2. Reel sektörün açık pozisyonu tekrar artmaya başladı. 2008 yılında 62.6 milyar dolar olan açık pozisyon 2017 yılında 188 milyar dolar ile pik yaparak azalmaya başladı ve 2023 yılı sonunda 81.5 milyar dolara kadar geriledi. Açık pozisyonun yüksek olduğu 2017-2021 yılları şirketlerin zorlandığı yıllar oldu. Mart 2024’ten sonra hızlanan YP kredi kullanımı açık pozisyonu artırdı. Bizim tahminimiz Mayıs 2024’te 107 milyar dolara ulaşacak (KKM+DTH) 14-15 milyar dolar azaldı. Yıl sonuna göre açık pozisyondaki artış yüzde 31,3.
3. TL’nin değerlendiği 2006-2017 yıllarında ihracatımız yüzde 80,4 artarak 169.2 milyar dolara, ithalatımız ise yüzde 69,2 artarak 227.8 milyar dolara ulaşmıştır. Aynı analizi 2006-2023 yılları arasında yaptığımda ihracatımız yüzde 167,4, ithalatımız yüzde 151 artmıştır. Cari açığımız hizmet gelirleri etkisiyle TL’nin çok değerlendiği 2006-2017 yılları arasında yüzde 12,2 artarak 31.2 milyar dolardan 35 milyar dolara çıkmış olup TL’nin değer kazandığı yıllarda cari açık ekonomimizin büyüklüğüne göre çok artmamıştır.

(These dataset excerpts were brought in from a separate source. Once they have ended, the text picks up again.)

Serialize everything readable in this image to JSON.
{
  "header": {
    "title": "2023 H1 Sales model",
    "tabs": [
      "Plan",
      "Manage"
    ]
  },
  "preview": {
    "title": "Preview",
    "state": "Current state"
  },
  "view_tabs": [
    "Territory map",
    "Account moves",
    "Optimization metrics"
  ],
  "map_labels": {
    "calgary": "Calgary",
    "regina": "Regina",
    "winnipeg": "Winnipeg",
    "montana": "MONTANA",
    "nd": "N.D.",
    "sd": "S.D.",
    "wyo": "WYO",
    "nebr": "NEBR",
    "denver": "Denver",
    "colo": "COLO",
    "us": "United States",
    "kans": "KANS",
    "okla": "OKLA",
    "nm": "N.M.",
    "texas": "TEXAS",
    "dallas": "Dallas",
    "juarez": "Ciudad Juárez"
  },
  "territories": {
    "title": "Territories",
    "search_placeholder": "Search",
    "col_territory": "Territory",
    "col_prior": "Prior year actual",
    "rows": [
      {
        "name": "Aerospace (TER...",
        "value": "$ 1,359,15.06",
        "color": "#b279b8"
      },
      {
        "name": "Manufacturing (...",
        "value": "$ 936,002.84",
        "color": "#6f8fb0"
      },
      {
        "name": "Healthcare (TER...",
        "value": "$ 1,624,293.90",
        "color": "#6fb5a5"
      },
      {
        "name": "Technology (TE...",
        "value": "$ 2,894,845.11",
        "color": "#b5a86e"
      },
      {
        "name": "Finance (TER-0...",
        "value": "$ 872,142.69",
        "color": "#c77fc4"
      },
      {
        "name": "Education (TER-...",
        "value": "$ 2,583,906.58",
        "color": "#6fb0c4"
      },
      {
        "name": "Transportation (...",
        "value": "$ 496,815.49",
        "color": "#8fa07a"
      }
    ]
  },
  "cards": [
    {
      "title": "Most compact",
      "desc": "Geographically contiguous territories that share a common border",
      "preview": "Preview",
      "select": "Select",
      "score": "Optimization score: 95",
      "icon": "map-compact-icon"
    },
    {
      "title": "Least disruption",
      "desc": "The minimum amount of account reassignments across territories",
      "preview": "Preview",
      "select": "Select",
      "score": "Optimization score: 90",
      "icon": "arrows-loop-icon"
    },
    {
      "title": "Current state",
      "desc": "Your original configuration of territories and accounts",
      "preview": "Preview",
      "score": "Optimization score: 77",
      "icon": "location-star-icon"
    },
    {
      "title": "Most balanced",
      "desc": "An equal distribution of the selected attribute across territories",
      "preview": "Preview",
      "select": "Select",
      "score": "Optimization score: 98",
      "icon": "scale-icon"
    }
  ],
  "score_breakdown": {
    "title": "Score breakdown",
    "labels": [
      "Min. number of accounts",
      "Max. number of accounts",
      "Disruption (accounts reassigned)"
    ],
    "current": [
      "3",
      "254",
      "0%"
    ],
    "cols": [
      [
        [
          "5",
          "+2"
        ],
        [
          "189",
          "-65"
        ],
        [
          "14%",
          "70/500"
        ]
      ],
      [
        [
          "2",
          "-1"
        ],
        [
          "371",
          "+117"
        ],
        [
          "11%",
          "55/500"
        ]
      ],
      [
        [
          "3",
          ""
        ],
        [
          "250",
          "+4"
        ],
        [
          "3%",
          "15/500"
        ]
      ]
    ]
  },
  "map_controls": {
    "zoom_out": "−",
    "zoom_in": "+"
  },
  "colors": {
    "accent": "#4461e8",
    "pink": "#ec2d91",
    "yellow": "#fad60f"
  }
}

Sonuç olarak, piyasada TL kredi faizinin yüzde 65 olması ve TL’nin değer kazanması şirketleri YP kredi kullanmaya teşvik etmektedir ve rasyonel bir gelişmedir. Ancak 2017-2023 yılları arasında TL’nin değer kaybının getirdiği kur farkı zararlarının bilanço ve nakit akışına olumsuz etkisi unutulmamalıdır. 188 milyar dolardan 81.5 milyar dolara kadar inen açık pozisyon hızlıca yükselmektedir ve dikkat edilmelidir. Önerimiz, 1. ihracat ve döviz kazandırıcı faaliyetleri arttırarak doğal hedge sağlamak. 2. TCMB kaynaklı TL reeskont kredilerini maksimum seviyede kullanmak. 3. İleri vadeli döviz satın alma anlaşmaları yapmak. 4. İhracatçı ve döviz kazandırıcı faaliyetlerde bulunan firmalar için opsiyon satarak kredi YP kredi maliyetleriniz azaltmak. 5.Niçin borçlanıyoruz? Tekrar detaylı olarak borçlanma stratejimizi gözden geçirmek. 6. YP krediler için faiz düşüşünden yararlanmak için fixed yerinde değişken kullanmak.7. Yurt dışında doğru kredi kuruluşlarından faktoring yaptırmak.8. İşletme sermayesi kullanımını azaltmak.